I am a PhD candidate in the Information and Languages Processing Systems group at the University of Amsterdam. I work under supervision of Christof Monz and co-supervision of Arianna Bisazza on statistical machine translation (SMT).
In 2016, I stepped away from SMT for a while to do a summer internship at Microsoft with Ryen White.
To date, I've focused on the following topics:
- Conversational SMT:
Dialogues differ substantially from formal text. While formal texts are typically written by a single writer with a clear intention (for instance informing or persuading) and editorially controlled language, dialogues by definition involve multiple speakers who have different intentions and language use. While such aspects have been studied in dialogue research, we were the first to study their impact on SMT quality. In a study on fictional dialogues, we found that translation quality differences between speakers, male and female characters, dialogue acts, or different register levels are often much larger than randomly expected.
A second aspect to dialogue translation is its sensitivity to context. To translate dialogues properly, an MT system has to be aware of context rather than translating utterances in isolation.
- SMT for user-generated content such as found on microblogs, weblogs, or in SMS/chat messages:
It is widely accepted that translating user-generated (UG) text is a difficult task for modern statistical machine translation (SMT) systems. To find out what aspects of SMT make translating UG text particularly challenging, I have performed a detailed analysis on five types of UG text for two language pairs. SMT errors for UG not only differ substantially from SMT errors for a more formal genre such as news, but also between various types of UG. In future work I plan to move beyond error analysis and work towards improvement of SMT for UG text, in particular such as found in SMS or chat messages.
- Domain, genre and topic adaptation for SMT:
Domain adaptation is an active field of research in statistical machine translation (SMT), but most work ignores the distinction between the topic and genre of documents. In my work, I have disentangled the concepts of topic and genre in the context of domain adaptation for SMT, and quantified the impact of both concepts on translation quality using a phrase-based SMT system. The results show that while re-scoring of existing translation candidates seems a profitable approach for topic adaptation, adaptation towards different genres might benefit more from improved model coverage. However, a multi-genre test set can also benefit from translation model adaptation by means of re-scoring existing translation candidates.

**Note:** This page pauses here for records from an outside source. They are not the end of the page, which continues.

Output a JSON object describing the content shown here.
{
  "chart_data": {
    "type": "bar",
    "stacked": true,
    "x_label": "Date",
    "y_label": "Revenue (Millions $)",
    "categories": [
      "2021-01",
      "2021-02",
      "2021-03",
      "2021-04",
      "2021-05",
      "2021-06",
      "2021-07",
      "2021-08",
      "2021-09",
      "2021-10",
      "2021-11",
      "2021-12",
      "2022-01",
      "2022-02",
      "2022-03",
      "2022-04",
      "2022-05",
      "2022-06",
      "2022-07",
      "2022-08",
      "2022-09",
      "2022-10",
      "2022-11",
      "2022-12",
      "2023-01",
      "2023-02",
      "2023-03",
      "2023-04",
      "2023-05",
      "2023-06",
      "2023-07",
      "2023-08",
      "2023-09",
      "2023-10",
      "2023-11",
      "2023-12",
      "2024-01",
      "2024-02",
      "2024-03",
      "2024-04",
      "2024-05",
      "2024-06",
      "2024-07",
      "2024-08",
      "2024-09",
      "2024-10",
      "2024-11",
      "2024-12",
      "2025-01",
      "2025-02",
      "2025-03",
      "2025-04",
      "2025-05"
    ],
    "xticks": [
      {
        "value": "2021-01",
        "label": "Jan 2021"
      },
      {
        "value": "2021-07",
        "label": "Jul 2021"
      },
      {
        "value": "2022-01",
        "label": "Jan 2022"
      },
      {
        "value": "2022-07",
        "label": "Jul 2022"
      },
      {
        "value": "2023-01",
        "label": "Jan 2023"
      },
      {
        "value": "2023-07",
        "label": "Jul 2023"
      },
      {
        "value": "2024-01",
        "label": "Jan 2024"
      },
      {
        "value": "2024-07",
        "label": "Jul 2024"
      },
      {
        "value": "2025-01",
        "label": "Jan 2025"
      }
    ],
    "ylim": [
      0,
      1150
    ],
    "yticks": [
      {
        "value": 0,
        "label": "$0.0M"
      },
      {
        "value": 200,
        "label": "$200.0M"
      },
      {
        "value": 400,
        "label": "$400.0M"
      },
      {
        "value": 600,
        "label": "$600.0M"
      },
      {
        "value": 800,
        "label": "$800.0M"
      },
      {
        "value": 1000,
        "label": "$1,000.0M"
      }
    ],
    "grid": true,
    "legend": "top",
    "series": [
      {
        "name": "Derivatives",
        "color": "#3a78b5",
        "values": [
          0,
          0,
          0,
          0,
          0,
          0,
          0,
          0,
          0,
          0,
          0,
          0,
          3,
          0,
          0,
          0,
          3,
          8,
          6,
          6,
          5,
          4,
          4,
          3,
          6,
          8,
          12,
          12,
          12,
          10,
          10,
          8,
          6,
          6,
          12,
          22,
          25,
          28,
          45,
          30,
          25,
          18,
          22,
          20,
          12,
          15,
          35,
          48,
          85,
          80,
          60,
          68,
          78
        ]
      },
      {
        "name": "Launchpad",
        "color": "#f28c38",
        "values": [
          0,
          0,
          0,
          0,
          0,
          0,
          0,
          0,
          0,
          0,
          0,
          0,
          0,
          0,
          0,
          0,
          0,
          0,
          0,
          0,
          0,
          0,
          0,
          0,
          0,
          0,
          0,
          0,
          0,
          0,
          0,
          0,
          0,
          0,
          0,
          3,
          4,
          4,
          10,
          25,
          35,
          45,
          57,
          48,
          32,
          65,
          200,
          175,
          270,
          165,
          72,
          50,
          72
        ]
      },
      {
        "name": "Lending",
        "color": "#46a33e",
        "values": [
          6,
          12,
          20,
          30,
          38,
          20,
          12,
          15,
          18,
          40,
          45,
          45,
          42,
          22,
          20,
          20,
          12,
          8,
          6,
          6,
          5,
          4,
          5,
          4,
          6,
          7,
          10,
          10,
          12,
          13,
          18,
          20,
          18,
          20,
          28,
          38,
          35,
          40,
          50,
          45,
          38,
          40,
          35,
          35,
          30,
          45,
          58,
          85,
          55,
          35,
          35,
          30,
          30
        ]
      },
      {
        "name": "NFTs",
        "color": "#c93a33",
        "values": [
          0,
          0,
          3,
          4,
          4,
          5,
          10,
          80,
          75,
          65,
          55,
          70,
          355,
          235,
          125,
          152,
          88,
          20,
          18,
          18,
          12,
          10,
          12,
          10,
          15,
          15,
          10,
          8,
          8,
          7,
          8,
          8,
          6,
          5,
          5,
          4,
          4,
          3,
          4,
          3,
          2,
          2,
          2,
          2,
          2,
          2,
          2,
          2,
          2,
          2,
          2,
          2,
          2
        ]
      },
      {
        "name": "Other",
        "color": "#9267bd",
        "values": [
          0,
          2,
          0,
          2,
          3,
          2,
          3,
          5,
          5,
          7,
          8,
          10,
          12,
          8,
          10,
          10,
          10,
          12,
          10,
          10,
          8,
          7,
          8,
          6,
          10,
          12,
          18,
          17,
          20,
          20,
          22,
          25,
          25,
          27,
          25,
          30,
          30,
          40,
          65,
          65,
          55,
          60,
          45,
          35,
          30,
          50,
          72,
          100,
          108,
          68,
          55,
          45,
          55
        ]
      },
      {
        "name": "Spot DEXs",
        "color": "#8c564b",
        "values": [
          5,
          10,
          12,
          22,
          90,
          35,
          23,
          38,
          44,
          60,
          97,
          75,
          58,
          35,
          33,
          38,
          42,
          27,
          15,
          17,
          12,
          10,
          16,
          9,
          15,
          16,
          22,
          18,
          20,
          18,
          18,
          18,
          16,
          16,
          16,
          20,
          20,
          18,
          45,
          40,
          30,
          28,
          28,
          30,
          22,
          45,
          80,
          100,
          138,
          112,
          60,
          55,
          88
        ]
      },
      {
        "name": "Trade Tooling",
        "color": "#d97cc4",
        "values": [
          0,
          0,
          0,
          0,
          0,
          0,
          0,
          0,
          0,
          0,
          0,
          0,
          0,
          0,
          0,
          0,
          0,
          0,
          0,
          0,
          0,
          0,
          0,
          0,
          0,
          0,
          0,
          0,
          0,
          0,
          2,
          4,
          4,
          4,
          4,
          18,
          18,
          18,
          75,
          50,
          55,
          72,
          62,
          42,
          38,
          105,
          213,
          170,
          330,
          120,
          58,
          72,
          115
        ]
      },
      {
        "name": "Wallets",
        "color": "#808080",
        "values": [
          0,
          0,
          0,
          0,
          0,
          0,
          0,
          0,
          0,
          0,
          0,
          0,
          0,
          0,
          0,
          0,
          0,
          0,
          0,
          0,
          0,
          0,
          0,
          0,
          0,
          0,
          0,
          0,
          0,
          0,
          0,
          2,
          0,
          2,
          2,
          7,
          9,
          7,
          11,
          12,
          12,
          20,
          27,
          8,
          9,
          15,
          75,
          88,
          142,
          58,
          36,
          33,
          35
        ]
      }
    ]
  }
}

- Bilingual resource acquisition for low-resourced language pairs:
Research in SMT is typically evaluated on major language pairs such as French-English, Arabic-English, and Chinese-English. However, with the vast (and growing) amount of available text on the internet in many different languages, it is possible to create well-performing SMT systems for less-resourced language pairs from scratch. In my work I have harvested parallel and comparable training and evaluation data for various genres and topics in low-resourced language pairs, such as Pashto-English or Bulgarian-English. In addition, I worked on the challenging task of translating Romanized Arabic, or Arabizi, into English.